There are events throughout the week (135 of them this year) - mostly silliness like racing mountain bikes down snowy slopes, contests to see how many people you can stuff into an outhouse and Polar Beer Plunges. The girls and I even watched a SPAM carving contest. Classy stuff. There were two women in their 70s who were just giggling and having the best time cutting away their lump of unidentifiable meat, and whenever the sides of "Mesa Verde" fell down, the lady building it would eat a piece she no longer needed. I had to have a subtle chat with Acacia who was visibly gagging every time it happened. She didn't know SPAM was food.
My neighbor Petra and I started off our Snowdown at the Fashion Do's & Don'ts, a show in which "models" dress up in creative variations of the year's theme (or not) and act like a bunch of teenagers. Par for the Snowdown course.
Petra, Uwe, Ilona and Michel came over for a cocktail and tortilla soup before the Parade on Friday night which the kids loved, and after getting our butts kicked in the Snowdown Broomball Tournament on Saturday, Nick and I went to The Follies with Jen & Courtney Heinicke.
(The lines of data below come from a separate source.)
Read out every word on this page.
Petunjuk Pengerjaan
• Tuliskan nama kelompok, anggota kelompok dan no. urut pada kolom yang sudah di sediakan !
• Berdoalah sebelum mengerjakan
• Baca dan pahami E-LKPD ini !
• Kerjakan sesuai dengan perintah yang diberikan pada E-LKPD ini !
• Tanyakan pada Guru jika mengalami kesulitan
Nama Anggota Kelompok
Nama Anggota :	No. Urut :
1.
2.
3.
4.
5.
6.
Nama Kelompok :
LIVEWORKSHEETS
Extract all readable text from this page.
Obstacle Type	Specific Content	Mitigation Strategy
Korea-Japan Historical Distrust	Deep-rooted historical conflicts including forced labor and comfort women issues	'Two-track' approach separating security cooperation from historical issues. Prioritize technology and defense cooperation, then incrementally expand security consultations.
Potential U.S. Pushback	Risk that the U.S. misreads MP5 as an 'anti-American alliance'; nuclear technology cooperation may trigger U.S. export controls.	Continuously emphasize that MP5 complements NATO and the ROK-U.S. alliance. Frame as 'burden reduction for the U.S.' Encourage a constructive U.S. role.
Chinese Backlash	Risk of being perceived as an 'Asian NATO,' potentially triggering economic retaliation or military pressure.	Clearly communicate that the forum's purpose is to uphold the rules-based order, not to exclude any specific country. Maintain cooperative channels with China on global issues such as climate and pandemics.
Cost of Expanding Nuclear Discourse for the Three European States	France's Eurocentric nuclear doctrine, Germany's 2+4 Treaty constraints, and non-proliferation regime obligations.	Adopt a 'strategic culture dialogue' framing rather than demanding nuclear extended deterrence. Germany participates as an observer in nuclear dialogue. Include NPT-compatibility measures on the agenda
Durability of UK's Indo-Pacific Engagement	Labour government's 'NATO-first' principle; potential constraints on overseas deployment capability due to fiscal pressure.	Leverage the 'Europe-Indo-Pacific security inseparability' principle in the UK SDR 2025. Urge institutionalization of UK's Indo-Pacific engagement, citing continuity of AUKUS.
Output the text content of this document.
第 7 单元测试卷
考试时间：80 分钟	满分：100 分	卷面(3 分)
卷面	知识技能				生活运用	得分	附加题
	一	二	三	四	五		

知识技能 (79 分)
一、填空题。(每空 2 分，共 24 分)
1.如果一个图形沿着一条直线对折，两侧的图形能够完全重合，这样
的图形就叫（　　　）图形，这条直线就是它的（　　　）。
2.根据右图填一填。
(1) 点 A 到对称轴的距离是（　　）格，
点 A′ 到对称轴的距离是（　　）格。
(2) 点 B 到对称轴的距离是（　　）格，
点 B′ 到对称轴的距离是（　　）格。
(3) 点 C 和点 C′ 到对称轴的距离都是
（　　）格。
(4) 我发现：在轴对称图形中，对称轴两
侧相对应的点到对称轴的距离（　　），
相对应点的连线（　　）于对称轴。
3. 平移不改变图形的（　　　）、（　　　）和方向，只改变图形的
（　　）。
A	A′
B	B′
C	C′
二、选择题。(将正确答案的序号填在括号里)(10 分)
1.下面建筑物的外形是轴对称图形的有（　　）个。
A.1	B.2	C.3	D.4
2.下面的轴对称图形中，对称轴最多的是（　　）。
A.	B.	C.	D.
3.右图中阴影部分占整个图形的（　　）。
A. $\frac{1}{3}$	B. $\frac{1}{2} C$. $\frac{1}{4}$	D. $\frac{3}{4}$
Scoring tickets to that is a big deal because although they are cheap, they're hard to get. If your name doesn't get picked in the lottery a month in advance, you end up downtown at 6am one cold January morning, listening to the radio for clues and running around with a thousand other crazy people. It's fun actually, but this year I got lucky in the lottery, which is even better!
So...... we went to The Follies, a show of acts put on by locals for locals. It's rude, crude and socially unacceptable - thus the mad rush to get tickets. Nick and I went dressed as Red Riding Hood and the Mad Hatter (from Alice in Wonderland) and our dates were a Fairy and Pinocchio. Those of you who know my husband, know he normally doesn't dress up. But you probably also know he doesn't do things halfway, either... so he moved his eye over to look madder.
I guess if you're going to do something, might as well do it right, right?